The Great Financial Crisis dealt a serious blow to the funded status of most public and multi-employer pension systems as well as many private plans, too.  However, many private systems have done something about the volatility in pension funding by engaging in de-risking strategies to secure the funded ratio and stabilize contribution costs since the GFC. Isn’t it about time that the others follow suit?

We are on the record as stating that the objective for any pension plan is that plan’s specific and unique liabilities. It is not the return on asset assumption (ROA), yet most non-private systems continue to inject more and more volatility into their asset allocation decisions because they continue to believe that achieving the ROA is the only thing that matters. Given projected returns in this environment, it will be difficult to generate the results necessary to meet the 7.5% annual objective.
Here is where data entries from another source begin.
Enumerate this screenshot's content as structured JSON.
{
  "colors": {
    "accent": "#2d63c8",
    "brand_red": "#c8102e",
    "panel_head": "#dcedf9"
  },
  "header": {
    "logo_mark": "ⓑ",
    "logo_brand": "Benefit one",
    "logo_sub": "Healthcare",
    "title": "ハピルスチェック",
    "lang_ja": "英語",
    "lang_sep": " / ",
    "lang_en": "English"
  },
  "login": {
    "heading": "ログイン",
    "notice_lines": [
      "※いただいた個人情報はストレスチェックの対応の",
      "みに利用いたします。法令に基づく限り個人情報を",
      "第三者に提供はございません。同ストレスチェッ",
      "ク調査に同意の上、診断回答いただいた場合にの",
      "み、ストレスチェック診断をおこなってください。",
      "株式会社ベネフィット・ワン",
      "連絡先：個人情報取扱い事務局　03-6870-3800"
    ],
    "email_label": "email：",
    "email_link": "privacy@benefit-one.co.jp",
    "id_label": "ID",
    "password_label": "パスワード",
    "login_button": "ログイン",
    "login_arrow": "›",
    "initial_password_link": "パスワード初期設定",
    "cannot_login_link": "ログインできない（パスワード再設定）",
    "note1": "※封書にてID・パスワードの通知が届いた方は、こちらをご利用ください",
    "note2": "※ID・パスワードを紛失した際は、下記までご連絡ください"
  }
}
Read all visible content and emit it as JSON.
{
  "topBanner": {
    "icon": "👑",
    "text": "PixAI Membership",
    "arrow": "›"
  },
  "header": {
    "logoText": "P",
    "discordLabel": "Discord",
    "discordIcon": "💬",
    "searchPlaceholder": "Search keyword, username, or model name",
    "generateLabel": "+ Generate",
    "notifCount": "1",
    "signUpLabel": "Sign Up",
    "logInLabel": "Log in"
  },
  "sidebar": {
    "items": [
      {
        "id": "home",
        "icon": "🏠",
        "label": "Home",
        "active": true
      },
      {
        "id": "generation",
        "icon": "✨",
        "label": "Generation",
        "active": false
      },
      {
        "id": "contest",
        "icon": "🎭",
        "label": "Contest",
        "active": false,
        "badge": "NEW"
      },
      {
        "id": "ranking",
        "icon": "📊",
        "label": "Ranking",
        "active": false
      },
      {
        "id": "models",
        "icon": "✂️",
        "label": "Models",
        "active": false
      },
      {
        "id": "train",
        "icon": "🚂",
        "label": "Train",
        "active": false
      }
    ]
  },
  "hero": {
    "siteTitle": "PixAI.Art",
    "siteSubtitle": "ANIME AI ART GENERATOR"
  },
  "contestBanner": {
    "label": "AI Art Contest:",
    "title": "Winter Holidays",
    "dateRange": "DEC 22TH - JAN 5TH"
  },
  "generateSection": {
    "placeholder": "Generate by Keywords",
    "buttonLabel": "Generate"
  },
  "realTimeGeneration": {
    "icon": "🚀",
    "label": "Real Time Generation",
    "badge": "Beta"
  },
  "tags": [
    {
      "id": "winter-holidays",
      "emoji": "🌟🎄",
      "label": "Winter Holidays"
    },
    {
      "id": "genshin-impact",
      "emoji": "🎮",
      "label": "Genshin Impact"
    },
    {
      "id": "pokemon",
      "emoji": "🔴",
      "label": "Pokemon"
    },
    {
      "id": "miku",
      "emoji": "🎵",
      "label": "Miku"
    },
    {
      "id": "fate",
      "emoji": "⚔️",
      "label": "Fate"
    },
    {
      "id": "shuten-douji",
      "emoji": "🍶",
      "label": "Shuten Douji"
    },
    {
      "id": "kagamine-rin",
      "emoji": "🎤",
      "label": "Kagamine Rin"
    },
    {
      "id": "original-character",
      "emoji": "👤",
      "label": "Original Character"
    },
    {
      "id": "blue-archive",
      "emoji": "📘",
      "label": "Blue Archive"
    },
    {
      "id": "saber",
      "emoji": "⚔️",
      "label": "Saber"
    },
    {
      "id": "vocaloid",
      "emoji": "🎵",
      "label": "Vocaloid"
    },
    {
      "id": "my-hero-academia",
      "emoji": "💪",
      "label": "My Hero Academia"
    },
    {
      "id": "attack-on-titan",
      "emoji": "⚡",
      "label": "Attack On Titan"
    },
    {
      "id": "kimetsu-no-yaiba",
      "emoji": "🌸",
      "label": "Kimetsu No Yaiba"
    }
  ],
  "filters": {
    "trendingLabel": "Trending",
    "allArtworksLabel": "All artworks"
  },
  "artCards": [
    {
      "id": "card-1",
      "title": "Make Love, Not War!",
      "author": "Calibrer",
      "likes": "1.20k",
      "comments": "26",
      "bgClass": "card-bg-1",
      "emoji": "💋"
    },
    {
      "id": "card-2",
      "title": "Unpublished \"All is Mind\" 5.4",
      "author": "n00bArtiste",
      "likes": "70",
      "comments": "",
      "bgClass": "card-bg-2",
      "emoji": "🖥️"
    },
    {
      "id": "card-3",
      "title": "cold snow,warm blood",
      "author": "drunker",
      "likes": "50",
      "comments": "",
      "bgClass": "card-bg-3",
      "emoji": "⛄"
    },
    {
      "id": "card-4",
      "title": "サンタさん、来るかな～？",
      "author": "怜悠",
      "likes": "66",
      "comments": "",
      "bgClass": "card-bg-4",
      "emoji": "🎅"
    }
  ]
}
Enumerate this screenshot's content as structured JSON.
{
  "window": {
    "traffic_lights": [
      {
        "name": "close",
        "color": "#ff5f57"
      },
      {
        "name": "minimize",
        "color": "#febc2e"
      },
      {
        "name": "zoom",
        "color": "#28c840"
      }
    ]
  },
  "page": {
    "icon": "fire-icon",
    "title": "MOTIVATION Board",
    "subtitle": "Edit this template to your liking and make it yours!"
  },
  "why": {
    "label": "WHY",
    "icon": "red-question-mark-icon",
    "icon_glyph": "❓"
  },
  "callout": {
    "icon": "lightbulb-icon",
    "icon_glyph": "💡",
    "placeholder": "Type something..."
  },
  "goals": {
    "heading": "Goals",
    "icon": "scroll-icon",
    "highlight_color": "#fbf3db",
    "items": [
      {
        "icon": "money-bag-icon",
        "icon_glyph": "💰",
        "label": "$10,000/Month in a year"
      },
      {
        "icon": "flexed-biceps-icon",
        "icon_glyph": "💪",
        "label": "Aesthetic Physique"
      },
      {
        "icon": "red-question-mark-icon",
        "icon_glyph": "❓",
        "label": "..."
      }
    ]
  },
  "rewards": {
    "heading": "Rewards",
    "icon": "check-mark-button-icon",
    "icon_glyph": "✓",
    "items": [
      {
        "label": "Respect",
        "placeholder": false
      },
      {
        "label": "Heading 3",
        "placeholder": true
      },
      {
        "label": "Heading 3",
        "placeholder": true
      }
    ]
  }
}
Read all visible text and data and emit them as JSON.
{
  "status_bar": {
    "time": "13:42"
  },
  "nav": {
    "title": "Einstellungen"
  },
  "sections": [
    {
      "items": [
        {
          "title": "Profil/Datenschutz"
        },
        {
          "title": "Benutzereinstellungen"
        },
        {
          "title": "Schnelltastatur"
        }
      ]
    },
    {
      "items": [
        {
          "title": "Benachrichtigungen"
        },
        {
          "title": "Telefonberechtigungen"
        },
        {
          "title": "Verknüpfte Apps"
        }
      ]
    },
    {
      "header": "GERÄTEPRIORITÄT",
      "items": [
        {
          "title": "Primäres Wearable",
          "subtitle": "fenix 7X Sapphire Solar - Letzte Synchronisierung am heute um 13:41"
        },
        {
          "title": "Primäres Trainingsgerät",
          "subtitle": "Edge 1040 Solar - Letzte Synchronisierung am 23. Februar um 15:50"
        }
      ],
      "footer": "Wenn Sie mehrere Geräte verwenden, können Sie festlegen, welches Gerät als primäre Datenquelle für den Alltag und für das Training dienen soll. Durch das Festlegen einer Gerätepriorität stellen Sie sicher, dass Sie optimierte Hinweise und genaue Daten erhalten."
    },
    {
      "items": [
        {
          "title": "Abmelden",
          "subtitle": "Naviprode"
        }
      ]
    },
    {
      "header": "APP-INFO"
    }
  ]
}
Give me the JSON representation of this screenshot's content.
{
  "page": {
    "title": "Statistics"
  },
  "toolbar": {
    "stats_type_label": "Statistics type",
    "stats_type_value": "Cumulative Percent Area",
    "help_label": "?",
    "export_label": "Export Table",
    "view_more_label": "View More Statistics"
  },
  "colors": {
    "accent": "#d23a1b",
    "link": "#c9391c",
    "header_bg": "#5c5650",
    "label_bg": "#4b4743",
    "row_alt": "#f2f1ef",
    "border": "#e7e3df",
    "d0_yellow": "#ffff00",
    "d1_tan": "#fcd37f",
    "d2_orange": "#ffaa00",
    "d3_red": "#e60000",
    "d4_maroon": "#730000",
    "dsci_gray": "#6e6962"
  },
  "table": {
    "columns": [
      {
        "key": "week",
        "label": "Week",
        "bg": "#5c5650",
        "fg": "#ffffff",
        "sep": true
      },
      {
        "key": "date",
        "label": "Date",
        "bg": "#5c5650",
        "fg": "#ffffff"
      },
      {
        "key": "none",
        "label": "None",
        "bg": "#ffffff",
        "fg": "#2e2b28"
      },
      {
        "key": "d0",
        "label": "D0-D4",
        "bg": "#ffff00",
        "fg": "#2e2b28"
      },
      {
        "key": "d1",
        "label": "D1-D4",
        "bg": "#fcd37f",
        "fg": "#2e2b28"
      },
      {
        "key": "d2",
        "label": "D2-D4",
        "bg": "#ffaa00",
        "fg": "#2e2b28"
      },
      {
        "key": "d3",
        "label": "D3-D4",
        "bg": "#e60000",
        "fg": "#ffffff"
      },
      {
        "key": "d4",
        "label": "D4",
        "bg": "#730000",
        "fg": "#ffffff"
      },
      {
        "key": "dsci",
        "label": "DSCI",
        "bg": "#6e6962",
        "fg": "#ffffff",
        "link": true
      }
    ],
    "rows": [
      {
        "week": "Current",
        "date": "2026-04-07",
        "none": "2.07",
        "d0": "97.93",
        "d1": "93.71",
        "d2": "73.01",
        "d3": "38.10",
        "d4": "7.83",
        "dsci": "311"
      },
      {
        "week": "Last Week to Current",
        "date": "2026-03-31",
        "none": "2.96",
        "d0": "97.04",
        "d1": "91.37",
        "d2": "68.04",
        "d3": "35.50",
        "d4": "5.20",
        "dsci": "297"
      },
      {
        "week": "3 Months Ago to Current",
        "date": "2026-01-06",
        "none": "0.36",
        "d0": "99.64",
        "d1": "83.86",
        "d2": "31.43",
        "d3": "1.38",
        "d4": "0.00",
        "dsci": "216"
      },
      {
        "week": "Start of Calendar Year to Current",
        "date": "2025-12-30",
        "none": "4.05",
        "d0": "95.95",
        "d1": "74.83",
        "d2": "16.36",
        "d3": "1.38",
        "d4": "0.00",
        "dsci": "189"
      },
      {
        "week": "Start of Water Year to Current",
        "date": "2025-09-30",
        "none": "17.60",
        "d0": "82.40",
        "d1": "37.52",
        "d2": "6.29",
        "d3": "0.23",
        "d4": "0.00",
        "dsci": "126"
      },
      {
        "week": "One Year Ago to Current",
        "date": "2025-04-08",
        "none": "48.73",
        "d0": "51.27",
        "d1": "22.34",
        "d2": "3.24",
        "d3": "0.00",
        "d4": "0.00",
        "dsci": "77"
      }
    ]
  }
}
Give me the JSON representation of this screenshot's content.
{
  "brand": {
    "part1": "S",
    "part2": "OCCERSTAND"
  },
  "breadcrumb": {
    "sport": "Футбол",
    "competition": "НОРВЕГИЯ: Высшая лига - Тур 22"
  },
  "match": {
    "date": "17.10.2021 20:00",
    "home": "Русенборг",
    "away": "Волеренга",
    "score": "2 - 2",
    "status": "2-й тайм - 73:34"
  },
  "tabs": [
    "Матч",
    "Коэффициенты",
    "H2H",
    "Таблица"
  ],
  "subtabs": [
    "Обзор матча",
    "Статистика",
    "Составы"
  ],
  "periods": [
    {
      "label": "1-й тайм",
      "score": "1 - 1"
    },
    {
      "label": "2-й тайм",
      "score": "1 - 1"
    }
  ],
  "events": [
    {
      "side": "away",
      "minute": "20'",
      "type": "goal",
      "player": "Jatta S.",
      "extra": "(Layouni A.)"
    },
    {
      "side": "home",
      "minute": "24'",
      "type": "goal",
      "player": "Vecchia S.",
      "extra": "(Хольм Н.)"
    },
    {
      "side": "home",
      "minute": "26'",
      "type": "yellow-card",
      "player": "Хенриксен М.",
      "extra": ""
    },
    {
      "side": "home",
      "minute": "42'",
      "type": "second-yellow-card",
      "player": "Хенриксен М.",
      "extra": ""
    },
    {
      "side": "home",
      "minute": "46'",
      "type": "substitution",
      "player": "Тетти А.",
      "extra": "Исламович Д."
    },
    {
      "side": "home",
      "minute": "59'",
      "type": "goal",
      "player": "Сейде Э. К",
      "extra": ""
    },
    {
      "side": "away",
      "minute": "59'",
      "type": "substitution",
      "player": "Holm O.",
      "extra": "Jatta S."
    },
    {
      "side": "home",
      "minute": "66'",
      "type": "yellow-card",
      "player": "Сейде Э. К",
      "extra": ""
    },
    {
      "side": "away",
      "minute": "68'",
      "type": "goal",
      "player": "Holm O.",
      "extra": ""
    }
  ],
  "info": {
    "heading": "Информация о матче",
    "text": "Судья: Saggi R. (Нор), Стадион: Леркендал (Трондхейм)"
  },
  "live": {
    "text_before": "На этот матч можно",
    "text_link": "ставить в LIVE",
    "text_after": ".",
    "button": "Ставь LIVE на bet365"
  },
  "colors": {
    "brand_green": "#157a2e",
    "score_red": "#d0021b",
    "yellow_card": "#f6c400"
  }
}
The good news – you don’t need to! Asset growth only needs to eclipse a plan’s liability growth in order to achieve success and improve the funded status. However, given that GASB allows for liabilities to be discounted at a flat ROA rate, plan sponsors never appreciate the fact that liability growth, when liabilities are marked to market, can be negative. In that situation, a 4% return would look quite heroic should liability growth be negative 3%. Given that that average pension system has a liability duration of roughly 12-15 years, a 50 basis point rise in rates (not extreme) would result in a -3% to -4% “growth” in liabilities.

Pension funding expenses have risen rapidly in the last couple of decades, and most states and municipalities cannot afford further stresses that would negatively impact their plan’s funding. We are seeing the negative effects of this already in states like Illinois and New Jersey, where huge budget gaps exist and spending cuts can’t make up the difference. Raising taxes in this environment, particularly in “Blue” states, is impractical given federal tax changes that will impact deductibility of state and local taxes, yet it seems to be what is being proposed. New Jersey’s government may be shut down effective 12:01 am on Sunday if Governor Murphy and the NJ Legislature can’t come to an agreement on the budget.

Don’t allow the markets to dictate success or failure. Take a new path to manage your plans and improve the odds of achieving funding success.